1933 wurden die Nazis auf den Osterräderlauf aufmerksam. Um die deutsche Vergangenheit zu glorifizieren, sollte der Osterräderlauf wieder mit seinen vorchristlichen Ursprüngen verbunden werden. Mit Lautsprecherwagen verkübdeten die Nazis, das die Osterräder nun wieder im Namen der Göttin Ostara liefen. Die Dechenbrüder wurden gezwungen, bei dem faschistischen Spektakel Naziuniformen zu tragen, und die Räder erhielten nationalsozialistische Inschriften zum 'Heil' des Reiches. .

Hakenkreuz auf der Osterberg
Das Hakenkreuz auf dem Osterberg

1934 wurden Fackelträger organisiert, die auf den Hängen des Osterberges ein gigantisches brennendes Hakenkreuz bildeten, während die Räder hinabrollten.

Die Nazis hatten eine unpopuläre Entscheidung getroffen; die Bewohner von Lügde und besonders die Dechenbrüder waren gegen die Entchristianisierung ihres geliebten Volksbrauches. Zuerst versuchten sie, den Nazis die Kontrolle über den Osterräderlauf zu entziehen, indem sie die Landbesitzer des Osterbergs dazu brachten, wegen der unvermeidlichen Bodenzerstörungen auf Schadensersatz zu klagen. Das schlug fehl.

Osterberg Kreuz
Osterberg Kreuz

August Rüsenberg formulierte einen Plan für den Widerstand. Er und Johannes Blome, Johannes Gardeners, Hermann Blome, Otto Krüger und andere bauten mit aus einem nahegelegenen Steinbruch geholten Steinen auf dem Hügel ein Fundament und verankerten darin in der Nacht zum 25. Juli 1935 ein weißes Holzkreuz, sehr zum Erstaunen der Bevölkerung. Diesen Akt des Widerstandes prangerten die Nazis öffentlich an. Das Grundstück, auf dem das Holzkreuz nun stand, war jedoch in Privatbesitz, und der Grundeigentümer weigerte sich, dem Druck der Nazis nachzugeben. So blieb das Kreuz während der folgenden Jahre, als die Nazis den Osterräderlauf kontrollierten, weit sichtbar an seinem Platz auf dem Hügel.

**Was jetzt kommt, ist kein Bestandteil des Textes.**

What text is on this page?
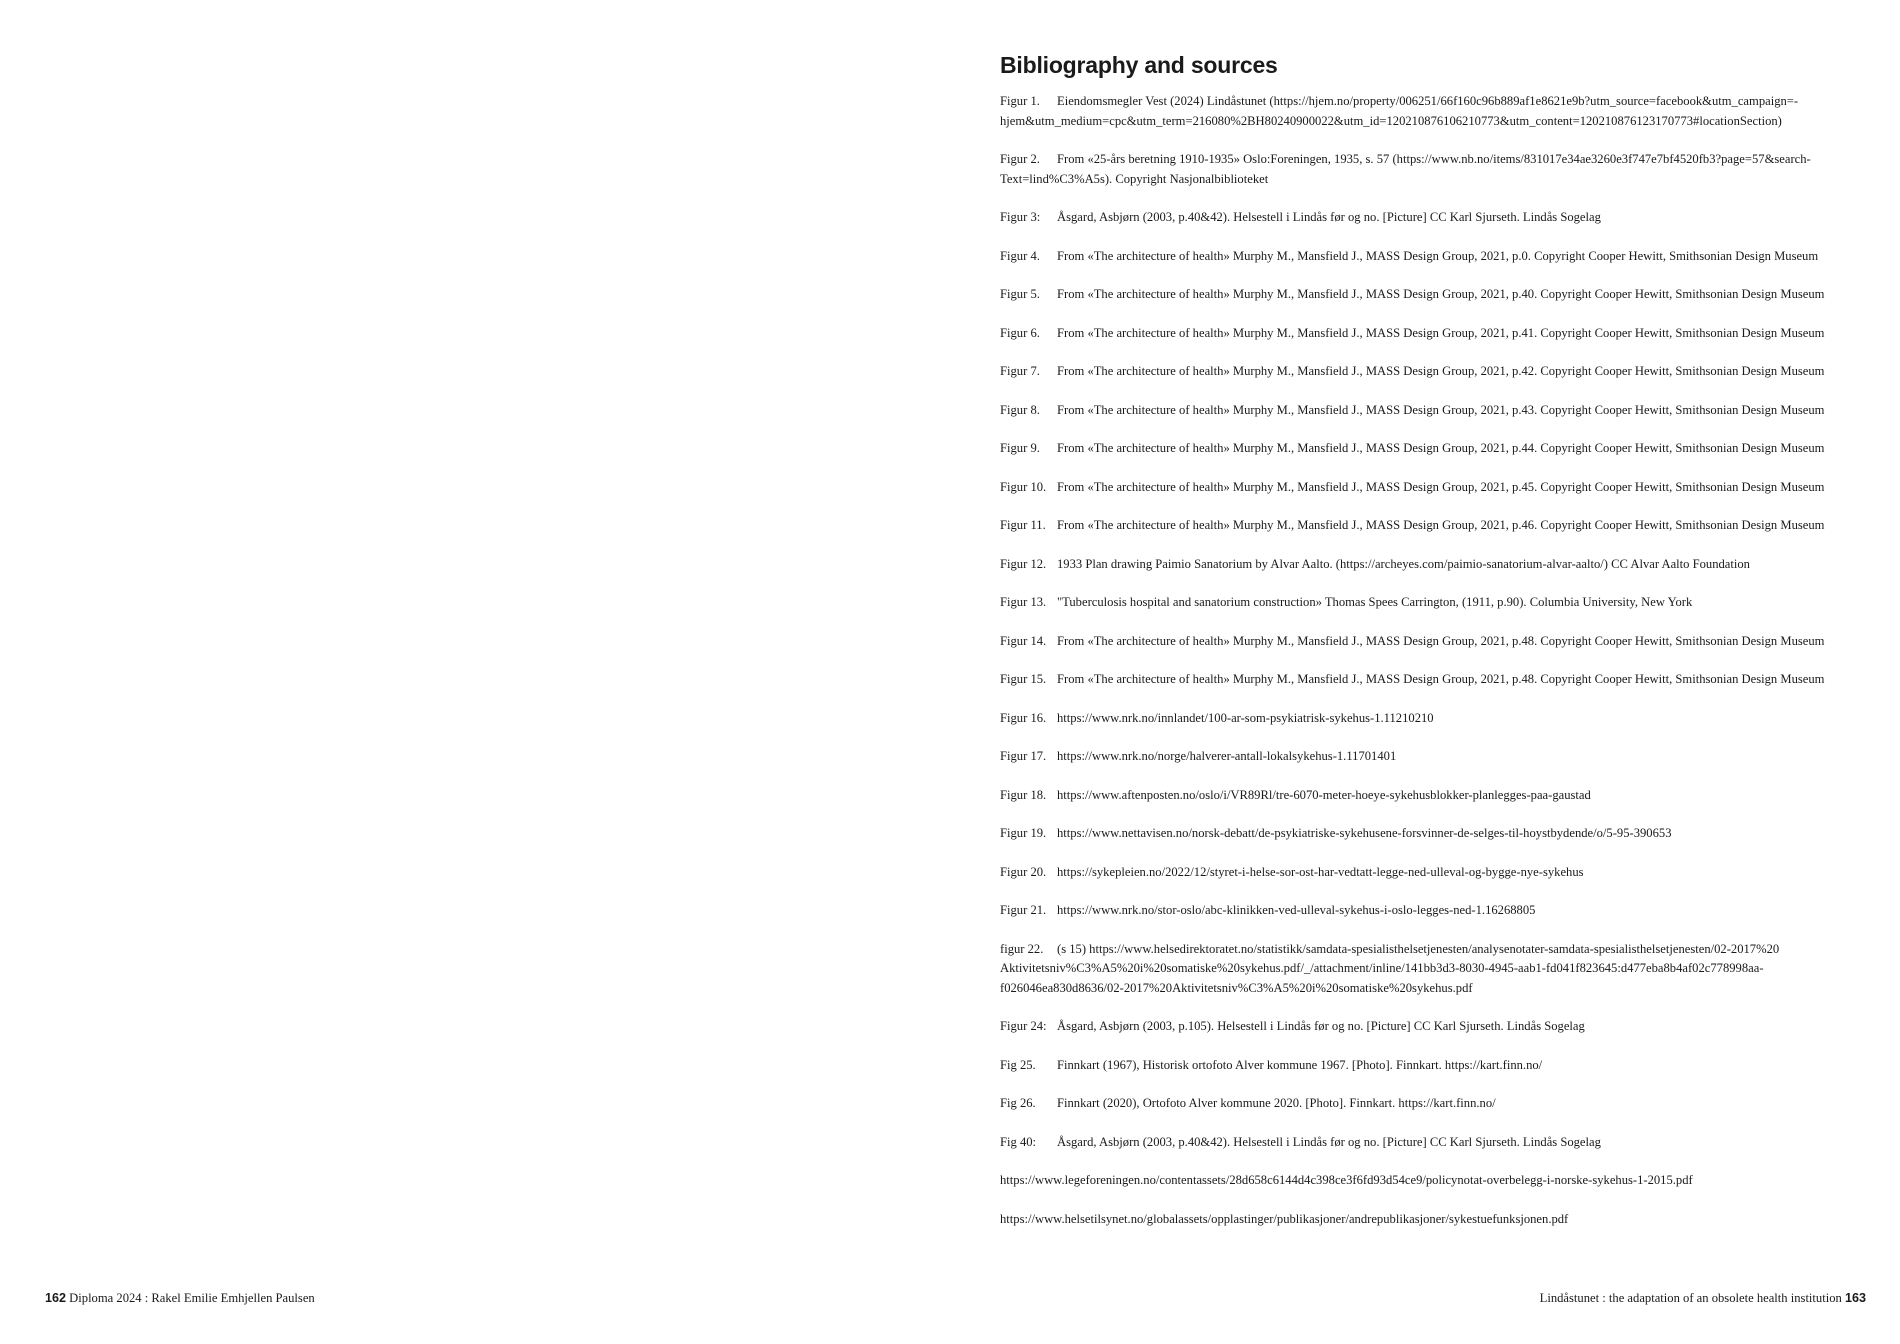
Bibliography and sources
Figur 1. Eiendomsmegler Vest (2024) Lindåstunet (https://hjem.no/property/006251/66f160c96b889af1e8621e9b?utm_source=facebook&utm_campaign=-hjem&utm_medium=cpc&utm_term=216080%2BH80240900022&utm_id=120210876106210773&utm_content=120210876123170773#locationSection)
Figur 2. From «25-års beretning 1910-1935» Oslo:Foreningen, 1935, s. 57 (https://www.nb.no/items/831017e34ae3260e3f747e7bf4520fb3?page=57&search-Text=lind%C3%A5s). Copyright Nasjonalbiblioteket
Figur 3: Åsgard, Asbjørn (2003, p.40&42). Helsestell i Lindås før og no. [Picture] CC Karl Sjurseth. Lindås Sogelag
Figur 4. From «The architecture of health» Murphy M., Mansfield J., MASS Design Group, 2021, p.0. Copyright Cooper Hewitt, Smithsonian Design Museum
Figur 5. From «The architecture of health» Murphy M., Mansfield J., MASS Design Group, 2021, p.40. Copyright Cooper Hewitt, Smithsonian Design Museum
Figur 6. From «The architecture of health» Murphy M., Mansfield J., MASS Design Group, 2021, p.41. Copyright Cooper Hewitt, Smithsonian Design Museum
Figur 7. From «The architecture of health» Murphy M., Mansfield J., MASS Design Group, 2021, p.42. Copyright Cooper Hewitt, Smithsonian Design Museum
Figur 8. From «The architecture of health» Murphy M., Mansfield J., MASS Design Group, 2021, p.43. Copyright Cooper Hewitt, Smithsonian Design Museum
Figur 9. From «The architecture of health» Murphy M., Mansfield J., MASS Design Group, 2021, p.44. Copyright Cooper Hewitt, Smithsonian Design Museum
Figur 10. From «The architecture of health» Murphy M., Mansfield J., MASS Design Group, 2021, p.45. Copyright Cooper Hewitt, Smithsonian Design Museum
Figur 11. From «The architecture of health» Murphy M., Mansfield J., MASS Design Group, 2021, p.46. Copyright Cooper Hewitt, Smithsonian Design Museum
Figur 12. 1933 Plan drawing Paimio Sanatorium by Alvar Aalto. (https://archeyes.com/paimio-sanatorium-alvar-aalto/) CC Alvar Aalto Foundation
Figur 13. "Tuberculosis hospital and sanatorium construction» Thomas Spees Carrington, (1911, p.90). Columbia University, New York
Figur 14. From «The architecture of health» Murphy M., Mansfield J., MASS Design Group, 2021, p.48. Copyright Cooper Hewitt, Smithsonian Design Museum
Figur 15. From «The architecture of health» Murphy M., Mansfield J., MASS Design Group, 2021, p.48. Copyright Cooper Hewitt, Smithsonian Design Museum
Figur 16. https://www.nrk.no/innlandet/100-ar-som-psykiatrisk-sykehus-1.11210210
Figur 17. https://www.nrk.no/norge/halverer-antall-lokalsykehus-1.11701401
Figur 18. https://www.aftenposten.no/oslo/i/VR89Rl/tre-6070-meter-hoeye-sykehusblokker-planlegges-paa-gaustad
Figur 19. https://www.nettavisen.no/norsk-debatt/de-psykiatriske-sykehusene-forsvinner-de-selges-til-hoystbydende/o/5-95-390653
Figur 20. https://sykepleien.no/2022/12/styret-i-helse-sor-ost-har-vedtatt-legge-ned-ulleval-og-bygge-nye-sykehus
Figur 21. https://www.nrk.no/stor-oslo/abc-klinikken-ved-ulleval-sykehus-i-oslo-legges-ned-1.16268805
figur 22. (s 15) https://www.helsedirektoratet.no/statistikk/samdata-spesialisthelsetjenesten/analysenotater-samdata-spesialisthelsetjenesten/02-2017%20 Aktivitetsniv%C3%A5%20i%20somatiske%20sykehus.pdf/_/attachment/inline/141bb3d3-8030-4945-aab1-fd041f823645:d477eba8b4af02c778998aa-f026046ea830d8636/02-2017%20Aktivitetsniv%C3%A5%20i%20somatiske%20sykehus.pdf
Figur 24: Åsgard, Asbjørn (2003, p.105). Helsestell i Lindås før og no. [Picture] CC Karl Sjurseth. Lindås Sogelag
Fig 25. Finnkart (1967), Historisk ortofoto Alver kommune 1967. [Photo]. Finnkart. https://kart.finn.no/
Fig 26. Finnkart (2020), Ortofoto Alver kommune 2020. [Photo]. Finnkart. https://kart.finn.no/
Fig 40: Åsgard, Asbjørn (2003, p.40&42). Helsestell i Lindås før og no. [Picture] CC Karl Sjurseth. Lindås Sogelag
https://www.legeforeningen.no/contentassets/28d658c6144d4c398ce3f6fd93d54ce9/policynotat-overbelegg-i-norske-sykehus-1-2015.pdf
https://www.helsetilsynet.no/globalassets/opplastinger/publikasjoner/andrepublikasjoner/sykestuefunksjonen.pdf
162 Diploma 2024 : Rakel Emilie Emhjellen Paulsen	Lindåstunet : the adaptation of an obsolete health institution 163
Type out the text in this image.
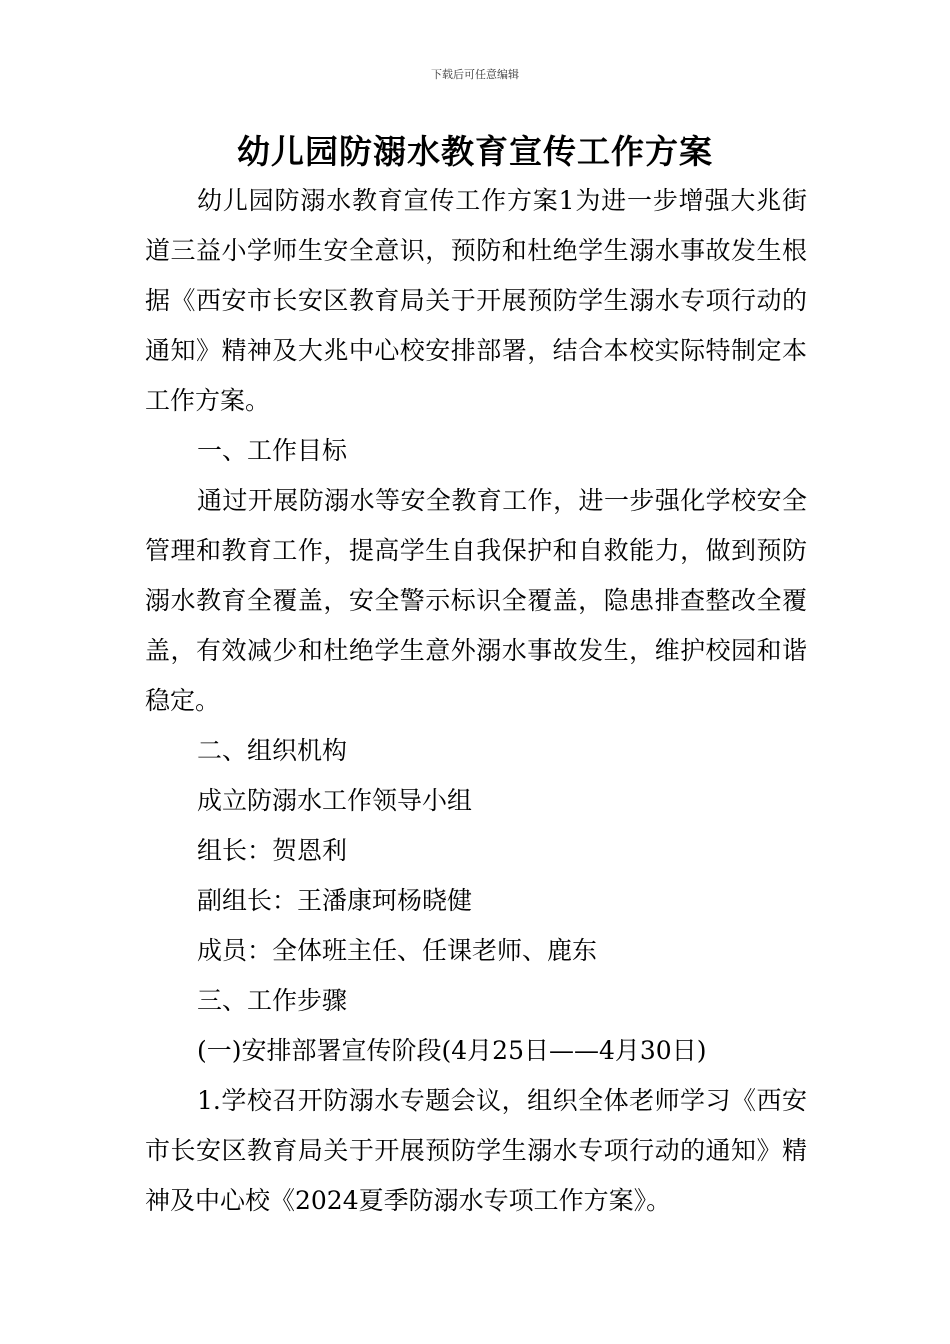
下载后可任意编辑
幼儿园防溺水教育宣传工作方案

幼儿园防溺水教育宣传工作方案1为进一步增强大兆街道三益小学师生安全意识，预防和杜绝学生溺水事故发生根据《西安市长安区教育局关于开展预防学生溺水专项行动的通知》精神及大兆中心校安排部署，结合本校实际特制定本工作方案。

一、工作目标

通过开展防溺水等安全教育工作，进一步强化学校安全管理和教育工作，提高学生自我保护和自救能力，做到预防溺水教育全覆盖，安全警示标识全覆盖，隐患排查整改全覆盖，有效减少和杜绝学生意外溺水事故发生，维护校园和谐稳定。

二、组织机构

成立防溺水工作领导小组

组长：贺恩利

副组长：王潘康珂杨晓健

成员：全体班主任、任课老师、鹿东

三、工作步骤

(一)安排部署宣传阶段(4月25日——4月30日)

1.学校召开防溺水专题会议，组织全体老师学习《西安市长安区教育局关于开展预防学生溺水专项行动的通知》精神及中心校《2024夏季防溺水专项工作方案》。
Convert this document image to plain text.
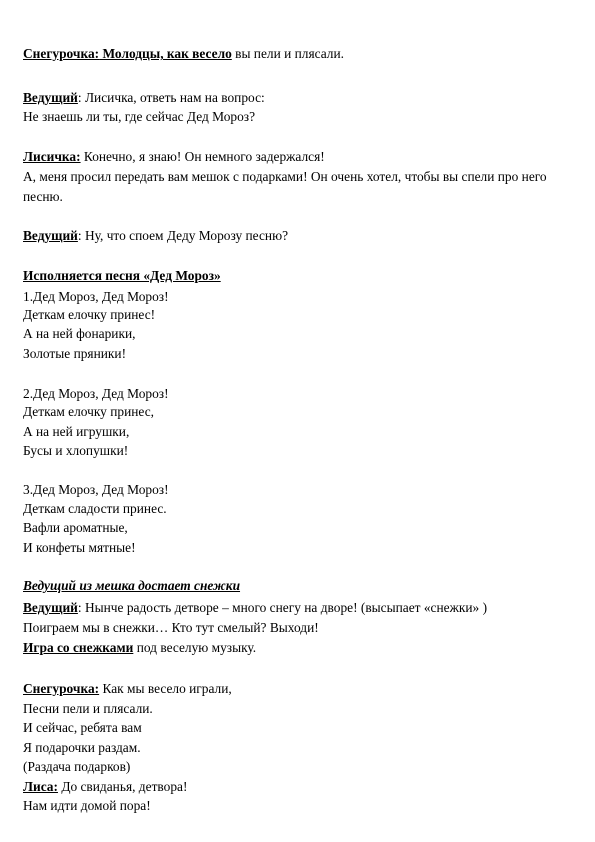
Снегурочка: Молодцы, как весело вы пели и плясали.
Ведущий: Лисичка, ответь нам на вопрос:
Не знаешь ли ты, где сейчас Дед Мороз?
Лисичка: Конечно, я знаю! Он немного задержался!
А, меня просил передать вам мешок с подарками! Он очень хотел, чтобы вы спели про него
песню.
Ведущий: Ну, что споем Деду Морозу песню?
Исполняется песня «Дед Мороз»
1.Дед Мороз, Дед Мороз!
Деткам елочку принес!
А на ней фонарики,
Золотые пряники!
2.Дед Мороз, Дед Мороз!
Деткам елочку принес,
А на ней игрушки,
Бусы и хлопушки!
3.Дед Мороз, Дед Мороз!
Деткам сладости принес.
Вафли ароматные,
И конфеты мятные!
Ведущий из мешка достает снежки
Ведущий: Нынче радость детворе – много снегу на дворе! (высыпает «снежки» )
Поиграем мы в снежки… Кто тут смелый? Выходи!
Игра со снежками под веселую музыку.
Снегурочка: Как мы весело играли,
Песни пели и плясали.
И сейчас, ребята вам
Я подарочки раздам.
(Раздача подарков)
Лиса: До свиданья, детвора!
Нам идти домой пора!
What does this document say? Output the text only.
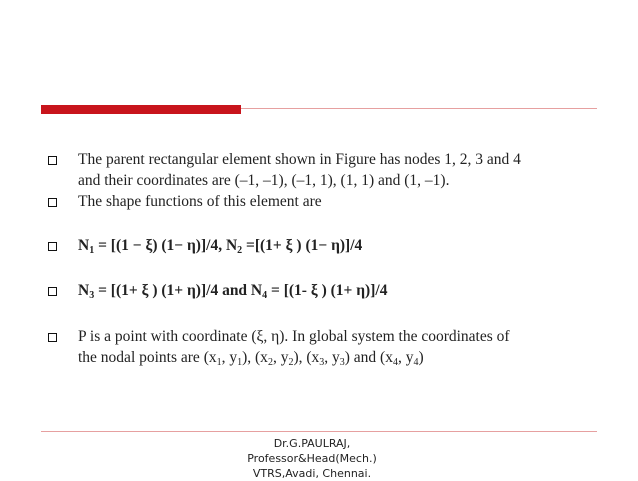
The parent rectangular element shown in Figure has nodes 1, 2, 3 and 4
and their coordinates are (–1, –1), (–1, 1), (1, 1) and (1, –1).
The shape functions of this element are
$N_1 = [(1 - \xi)$ (1− η)]/4, $N_2 =[(1+ \xi$ ) (1− η)]/4
$N_3 = [(1+ \xi$ ) (1+ η)]/4 and $N_4 = [(1-$ ξ ) (1+ η)]/4
P is a point with coordinate (ξ, η). In global system the coordinates of
the nodal points are ($x_1$, $y_1$), ($x_2$, $y_2$), ($x_3$, $y_3$) and ($x_4$, $y_4$)
Dr.G.PAULRAJ,
Professor&Head(Mech.)
VTRS,Avadi, Chennai.
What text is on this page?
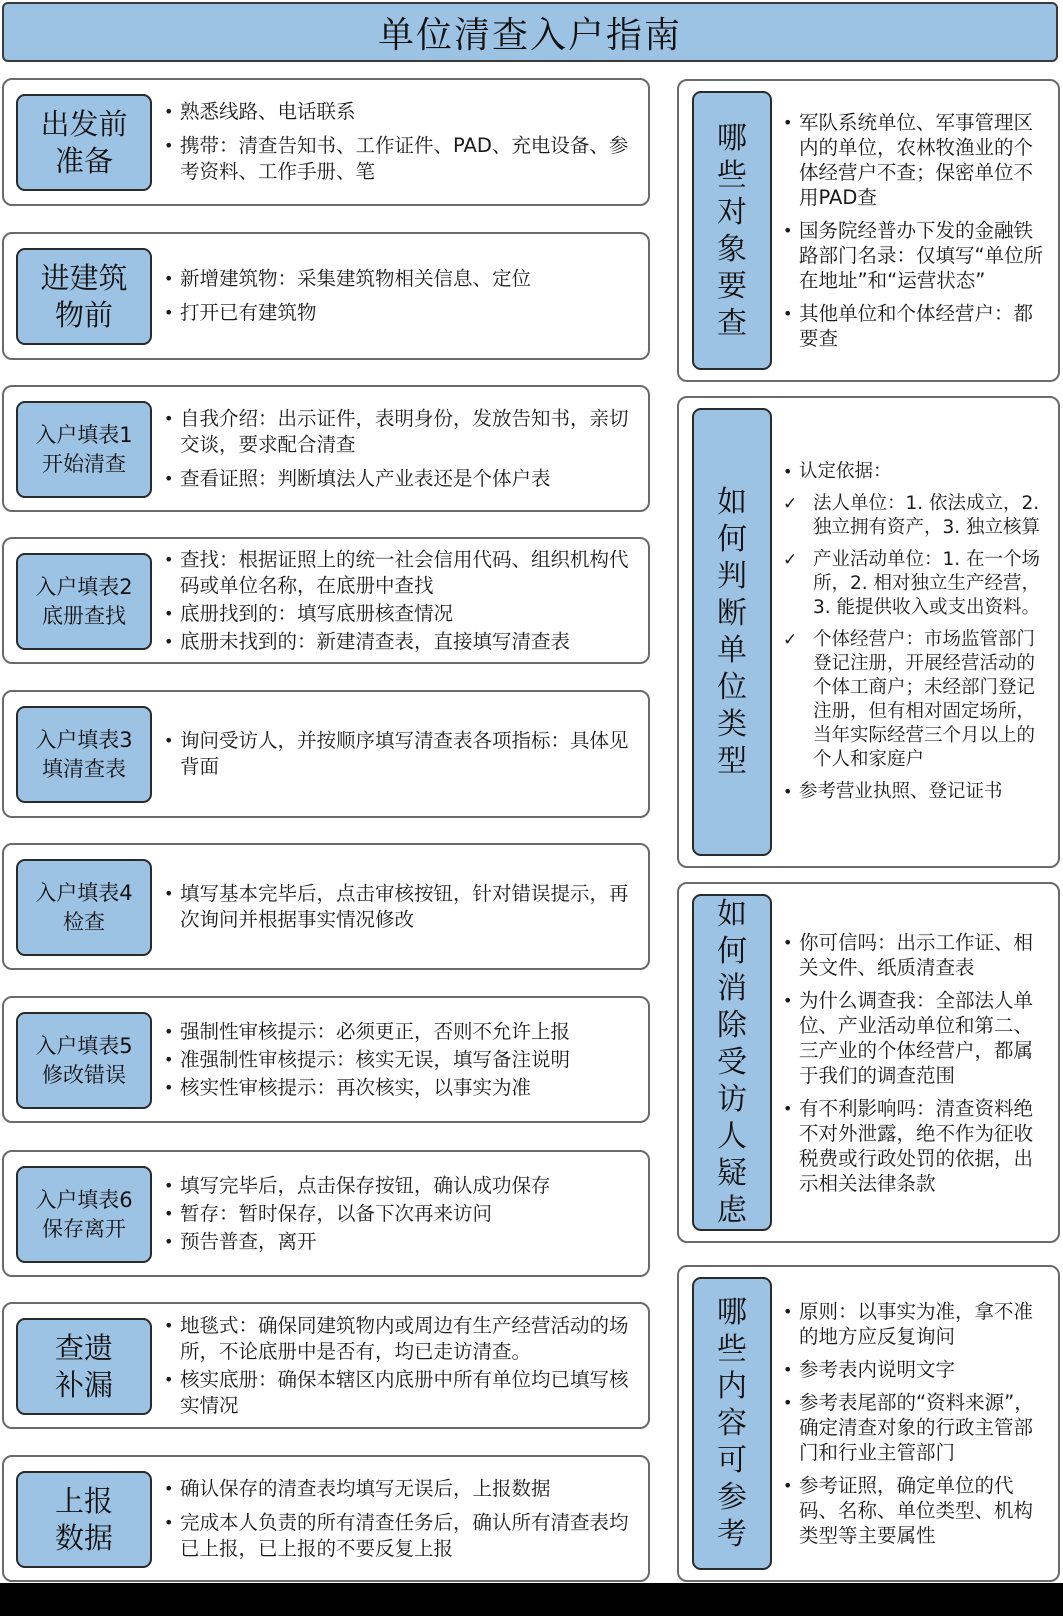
单位清查入户指南
出发前
准备
• 熟悉线路、电话联系
• 携带：清查告知书、工作证件、PAD、充电设备、参考资料、工作手册、笔
进建筑
物前
• 新增建筑物：采集建筑物相关信息、定位
• 打开已有建筑物
入户填表1
开始清查
• 自我介绍：出示证件，表明身份，发放告知书，亲切交谈，要求配合清查
• 查看证照：判断填法人产业表还是个体户表
入户填表2
底册查找
• 查找：根据证照上的统一社会信用代码、组织机构代码或单位名称，在底册中查找
• 底册找到的：填写底册核查情况
• 底册未找到的：新建清查表，直接填写清查表
入户填表3
填清查表
• 询问受访人，并按顺序填写清查表各项指标：具体见背面
入户填表4
检查
• 填写基本完毕后，点击审核按钮，针对错误提示，再次询问并根据事实情况修改
入户填表5
修改错误
• 强制性审核提示：必须更正，否则不允许上报
• 准强制性审核提示：核实无误，填写备注说明
• 核实性审核提示：再次核实，以事实为准
入户填表6
保存离开
• 填写完毕后，点击保存按钮，确认成功保存
• 暂存：暂时保存，以备下次再来访问
• 预告普查，离开
查遗
补漏
• 地毯式：确保同建筑物内或周边有生产经营活动的场所，不论底册中是否有，均已走访清查。
• 核实底册：确保本辖区内底册中所有单位均已填写核实情况
上报
数据
• 确认保存的清查表均填写无误后，上报数据
• 完成本人负责的所有清查任务后，确认所有清查表均已上报，已上报的不要反复上报
哪
些
对
象
要
查
• 军队系统单位、军事管理区内的单位，农林牧渔业的个体经营户不查；保密单位不用PAD查
• 国务院经普办下发的金融铁路部门名录：仅填写“单位所在地址”和“运营状态”
• 其他单位和个体经营户：都要查
如
何
判
断
单
位
类
型
• 认定依据：
✓ 法人单位：1. 依法成立，2. 独立拥有资产，3. 独立核算
✓ 产业活动单位：1. 在一个场所，2. 相对独立生产经营，3. 能提供收入或支出资料。
✓ 个体经营户：市场监管部门登记注册，开展经营活动的个体工商户；未经部门登记注册，但有相对固定场所，当年实际经营三个月以上的个人和家庭户
• 参考营业执照、登记证书
如
何
消
除
受
访
人
疑
虑
• 你可信吗：出示工作证、相关文件、纸质清查表
• 为什么调查我：全部法人单位、产业活动单位和第二、三产业的个体经营户，都属于我们的调查范围
• 有不利影响吗：清查资料绝不对外泄露，绝不作为征收税费或行政处罚的依据，出示相关法律条款
哪
些
内
容
可
参
考
• 原则：以事实为准，拿不准的地方应反复询问
• 参考表内说明文字
• 参考表尾部的“资料来源”，确定清查对象的行政主管部门和行业主管部门
• 参考证照，确定单位的代码、名称、单位类型、机构类型等主要属性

Nach dem Krieg setzten die Dechenbrüder ihren Volksbrauch fort; sie erwarben das Grundstück, auf dem das Kreuz steht, damit es dem Osterräderlauf erhalten bleibt. So ist das Kreuz weiterhin ein leuchtendes Zeichen des Widerstandes und eine Erinnerung an den Mut der Menschen in Lügde, den Nazis zu widerstehen.